During the ICO’s annual Data Protection Practitioners’ Conference in July 2022, the Information Commissioner made a passing reference to there being scope for the UK data protection authority, the Information Commissioner’s Office (the “ICO”), to emulate the approach taken to privacy violation complaints in New Zealand.

Under the UK GDPR, individuals have the right to claim compensation from an organisation if they have suffered damage as a result of a breach of data protection law. However, even where the ICO decides that an organisation has broken data protection law, it cannot award compensation to impacted individuals.

To obtain compensation, individuals need to attempt to recover losses from the organisation direct or, failing that, to bring a claim in court. It is the court that would then decide whether compensation is due and not the Information Commissioner.
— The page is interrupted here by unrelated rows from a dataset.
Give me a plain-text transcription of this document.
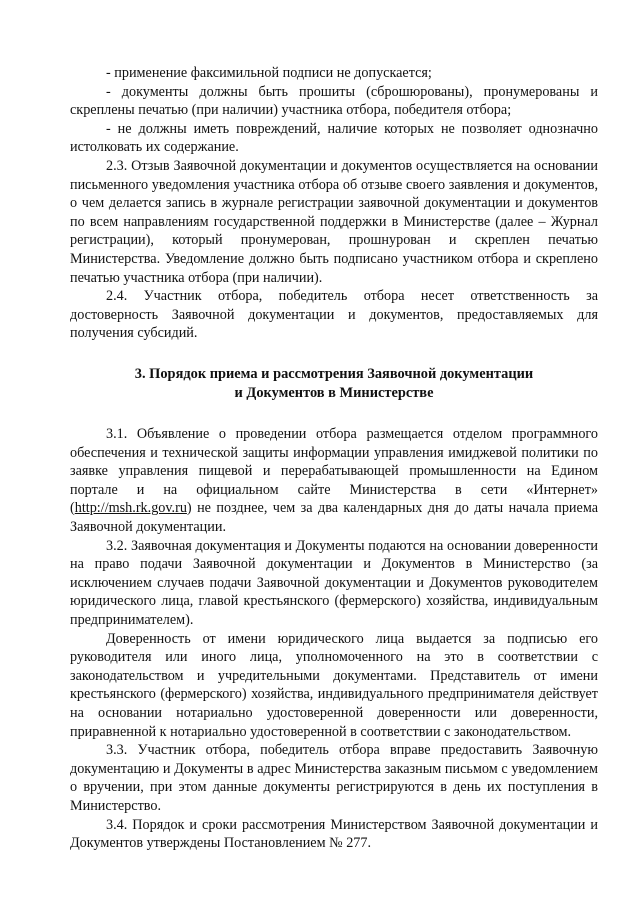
- применение факсимильной подписи не допускается;

- документы должны быть прошиты (сброшюрованы), пронумерованы и скреплены печатью (при наличии) участника отбора, победителя отбора;

- не должны иметь повреждений, наличие которых не позволяет однозначно истолковать их содержание.

2.3. Отзыв Заявочной документации и документов осуществляется на основании письменного уведомления участника отбора об отзыве своего заявления и документов, о чем делается запись в журнале регистрации заявочной документации и документов по всем направлениям государственной поддержки в Министерстве (далее – Журнал регистрации), который пронумерован, прошнурован и скреплен печатью Министерства. Уведомление должно быть подписано участником отбора и скреплено печатью участника отбора (при наличии).

2.4. Участник отбора, победитель отбора несет ответственность за достоверность Заявочной документации и документов, предоставляемых для получения субсидий.

3. Порядок приема и рассмотрения Заявочной документации

и Документов в Министерстве

3.1. Объявление о проведении отбора размещается отделом программного обеспечения и технической защиты информации управления имиджевой политики по заявке управления пищевой и перерабатывающей промышленности на Едином портале и на официальном сайте Министерства в сети «Интернет» (http://msh.rk.gov.ru) не позднее, чем за два календарных дня до даты начала приема Заявочной документации.

3.2. Заявочная документация и Документы подаются на основании доверенности на право подачи Заявочной документации и Документов в Министерство (за исключением случаев подачи Заявочной документации и Документов руководителем юридического лица, главой крестьянского (фермерского) хозяйства, индивидуальным предпринимателем).

Доверенность от имени юридического лица выдается за подписью его руководителя или иного лица, уполномоченного на это в соответствии с законодательством и учредительными документами. Представитель от имени крестьянского (фермерского) хозяйства, индивидуального предпринимателя действует на основании нотариально удостоверенной доверенности или доверенности, приравненной к нотариально удостоверенной в соответствии с законодательством.

3.3. Участник отбора, победитель отбора вправе предоставить Заявочную документацию и Документы в адрес Министерства заказным письмом с уведомлением о вручении, при этом данные документы регистрируются в день их поступления в Министерство.

3.4. Порядок и сроки рассмотрения Министерством Заявочной документации и Документов утверждены Постановлением № 277.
As part of our firm’s celebration of Legalign Global week this month, we asked our counterparts in Wotton+Kearney - New Zealand to provide insight into how the system in their jurisdiction works, noting that the UK Information Commissioner was previously the New Zealand Information Commissioner for eight years.
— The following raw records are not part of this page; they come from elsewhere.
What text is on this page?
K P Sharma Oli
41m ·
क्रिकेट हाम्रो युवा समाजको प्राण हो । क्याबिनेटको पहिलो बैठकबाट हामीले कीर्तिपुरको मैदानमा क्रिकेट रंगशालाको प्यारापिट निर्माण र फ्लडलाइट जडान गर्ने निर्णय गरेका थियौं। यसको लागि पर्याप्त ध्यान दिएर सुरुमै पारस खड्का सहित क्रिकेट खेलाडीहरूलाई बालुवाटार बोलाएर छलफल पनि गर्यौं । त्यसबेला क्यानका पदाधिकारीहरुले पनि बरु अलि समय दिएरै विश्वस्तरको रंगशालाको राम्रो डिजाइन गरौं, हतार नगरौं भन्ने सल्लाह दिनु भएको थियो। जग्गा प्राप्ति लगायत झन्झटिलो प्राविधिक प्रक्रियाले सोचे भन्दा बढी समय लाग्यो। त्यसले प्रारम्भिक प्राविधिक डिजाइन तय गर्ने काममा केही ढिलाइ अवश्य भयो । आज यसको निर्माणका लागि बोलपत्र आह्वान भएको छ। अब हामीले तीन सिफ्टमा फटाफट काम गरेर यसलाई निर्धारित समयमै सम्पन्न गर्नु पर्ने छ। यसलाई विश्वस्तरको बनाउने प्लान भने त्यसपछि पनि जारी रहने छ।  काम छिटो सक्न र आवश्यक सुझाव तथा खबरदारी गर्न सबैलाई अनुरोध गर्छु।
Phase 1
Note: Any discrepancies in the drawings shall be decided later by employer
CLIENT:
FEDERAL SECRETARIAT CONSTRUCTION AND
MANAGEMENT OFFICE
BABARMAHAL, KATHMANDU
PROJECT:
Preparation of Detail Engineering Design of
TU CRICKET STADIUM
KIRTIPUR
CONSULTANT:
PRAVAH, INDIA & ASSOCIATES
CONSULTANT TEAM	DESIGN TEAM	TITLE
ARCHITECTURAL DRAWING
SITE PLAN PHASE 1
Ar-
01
New Zealand Privacy Act 2020

The Privacy Act 2020 (NZ) (the “Act”) implements a framework for managing complaints and compensation claims. This involves pursuing a complaint through the Office of the Privacy Commissioner (“OPC”) in the first instance, then (if unresolved) a claim through the Human Rights Review Tribunal (“HRRT”) Office of the Privacy Commissioner (OPC).

Under section 70 of the Act, individuals can bring a complaint about any “interference with privacy” to the OPC. An “interference with privacy” is broadly defined in the Act to include a breach of any of the Information Privacy Principle, or a failure to comply with notification requirements.

An individual has an actionable claim for compensation where there is an “interference with privacy” resulting in a specified harm. “Harm” is defined broadly and includes:

  1. loss, detriment damage or injury;
  2. adversely affecting their rights, benefits, privileges, obligations or interests; or
  3. significant humiliation, loss of dignity or injury to feelings.

Upon receipt of a complaint and provided the complainant has undertaken reasonable efforts to resolve the complaint directly, the OPC will determine whether to open an investigation. Should an investigation be progressed the OPC will typically issue a preliminary opinion to the parties and explore options for resolution.

The OPC’s role in investigating complaints is limited to issuing findings and seeking to facilitate a resolution between the parties. It cannot order compensation, require a party accept particular findings, or compel a party to attend settlement discussions. The OPC can issue a compliance notice under section 123 of the Act to require an agency to take steps to remedy a breach. The OPC does have the power to facilitate conciliation conferences – without prejudice settlement conferences similar to mediation.

If the parties are unable to resolve the complaint, then the OPC will issue a final report and section 98 notice. Following issue of the notice, the complainant has six months to issue a claim in the HRRT for the full range of compensatory remedies. The HRRT is a specialist tribunal set up to deal with complaints under a range of legislation, including the Act. While the HRRT will be provided with a copy of the OPC’s section 98 notice, the Tribunal considers the merits of the case a fresh.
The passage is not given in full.